Describing the Partnership Products team as being entrepreneurial, Fedel says the team aspires to support their customers’ desire to bring exceptional nonwovens-enabled products to market. “The Partnership Products team works hard every day to deliver value to our customers that makes a real difference for them and their customers. Collaboration with our customers is key. By knowing what problem to solve for them and the value the solutions brings, we are better able to guide our innovation efforts.”
In late 2014, K-C spun off its healthcare business, which was a considerable user of nonwovens materials, into a separate company now known as Halyard Healthcare. Per K-C earnings releases, this has made Halyard a K-C Professional customer. “The spin-off hasn’t changed our strategic focus.” Fedel says.
On the corporate front, K-C’s total 2014 sales reflected a 1% increase compared to 2013 but organic sales rose 4%. Within its personal care busineses, the big news was the finalization of changes related to its exit from the Western and Central European businesses, a plan that was announced in 2014.
In early 2015, after less than stellar North American sales in the fourth quarter for its personal care business, K-C announced it will be focusing on marketing and innovation this year, which will compete with major rival Procter & Gamble, parent company of Pampers and Luvs.
Chairman and CEO Thomas Falk made the announcement during K-C’s fourth quarter 2014 earnings call. “One of our businesses had a soft year in North America, and that was mainline Huggies diapers,” Falk said during the call. “To improve our performance in 2015, we will be making investments in innovation, marketing and relative value to key competition.”
K-C’s North American sales in the personal care segment dropped 2%. Volumes were down 2% in this area, and currency was unfavorable 1%, while net selling prices rose slightly.
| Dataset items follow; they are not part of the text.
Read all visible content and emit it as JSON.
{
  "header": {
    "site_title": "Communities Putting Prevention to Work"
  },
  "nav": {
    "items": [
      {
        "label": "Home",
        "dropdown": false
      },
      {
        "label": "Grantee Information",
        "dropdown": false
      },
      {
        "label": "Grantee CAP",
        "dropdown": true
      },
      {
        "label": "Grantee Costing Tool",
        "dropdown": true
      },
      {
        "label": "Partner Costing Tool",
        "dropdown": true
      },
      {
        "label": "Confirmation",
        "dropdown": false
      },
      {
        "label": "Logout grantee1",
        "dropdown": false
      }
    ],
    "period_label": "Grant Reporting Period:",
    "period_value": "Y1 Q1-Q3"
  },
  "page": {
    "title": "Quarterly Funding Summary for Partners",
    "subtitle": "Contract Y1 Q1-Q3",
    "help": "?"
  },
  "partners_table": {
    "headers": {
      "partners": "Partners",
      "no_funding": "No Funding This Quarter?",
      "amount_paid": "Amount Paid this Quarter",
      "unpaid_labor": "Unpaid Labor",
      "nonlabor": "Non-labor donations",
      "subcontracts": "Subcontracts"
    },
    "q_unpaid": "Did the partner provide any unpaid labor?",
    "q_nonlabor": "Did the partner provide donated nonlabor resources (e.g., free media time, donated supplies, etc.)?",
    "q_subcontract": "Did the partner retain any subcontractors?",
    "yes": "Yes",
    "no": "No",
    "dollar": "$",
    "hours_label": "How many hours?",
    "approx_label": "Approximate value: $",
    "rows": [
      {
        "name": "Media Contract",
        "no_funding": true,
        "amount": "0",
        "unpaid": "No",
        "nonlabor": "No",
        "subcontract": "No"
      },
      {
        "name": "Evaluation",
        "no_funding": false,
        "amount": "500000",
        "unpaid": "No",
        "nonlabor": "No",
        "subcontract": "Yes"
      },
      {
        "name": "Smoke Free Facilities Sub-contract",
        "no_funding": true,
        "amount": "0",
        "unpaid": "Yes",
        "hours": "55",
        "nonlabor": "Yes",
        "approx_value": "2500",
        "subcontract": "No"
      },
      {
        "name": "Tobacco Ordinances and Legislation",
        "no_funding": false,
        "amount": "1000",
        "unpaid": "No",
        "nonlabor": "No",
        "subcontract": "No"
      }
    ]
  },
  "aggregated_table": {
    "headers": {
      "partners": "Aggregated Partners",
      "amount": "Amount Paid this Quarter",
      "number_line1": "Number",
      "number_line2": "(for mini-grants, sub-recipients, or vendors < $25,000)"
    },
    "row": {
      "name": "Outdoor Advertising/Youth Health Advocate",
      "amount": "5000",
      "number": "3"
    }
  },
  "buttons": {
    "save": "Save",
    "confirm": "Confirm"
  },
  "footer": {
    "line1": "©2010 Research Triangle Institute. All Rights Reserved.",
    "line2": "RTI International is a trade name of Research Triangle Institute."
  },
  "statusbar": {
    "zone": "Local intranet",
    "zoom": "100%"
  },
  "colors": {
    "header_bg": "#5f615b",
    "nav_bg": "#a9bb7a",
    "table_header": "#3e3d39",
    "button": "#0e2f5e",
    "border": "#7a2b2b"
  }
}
Huggies diaper volumes were off 10%, according to the company, which it attributes to “marketshare declines and competitive promotional activity.”
K-C also saw lower volumes for its Pull-Ups training pants. Falk says K-C will focus on both North America and emerging markets to drive growth. North American plans include improvements in Huggies diapers and baby wipes and adult care products with new product launches and a few mainline improvements.
K-C will introduce new products or make upgrades to existing items across many categories. “To support our innovations and growth initiatives, our advertising spending should be up somewhat as a percent of sales,” he said.
Some of this innovation has come through an exclusive partnership with Costco big box retailer in the U.S. and Canada. Huggies Little Snugglers Plus and Little Movers Plus featuring a gentle absorb liner, adding an extra layer of protection, and double grip strips for a comfortable and secure fit, were launched his year exclusively at the retailer. Meanwhile, new Huggies Snug & Dry diapers, available only at Wal-Mart, lock away wetness for up to 12 hours.
Within K-C’s incontinence business, Depend active fit silhouette is a moderate absorbency brief that features a thin design for complete comfort, a lower rise and is available in black or beige.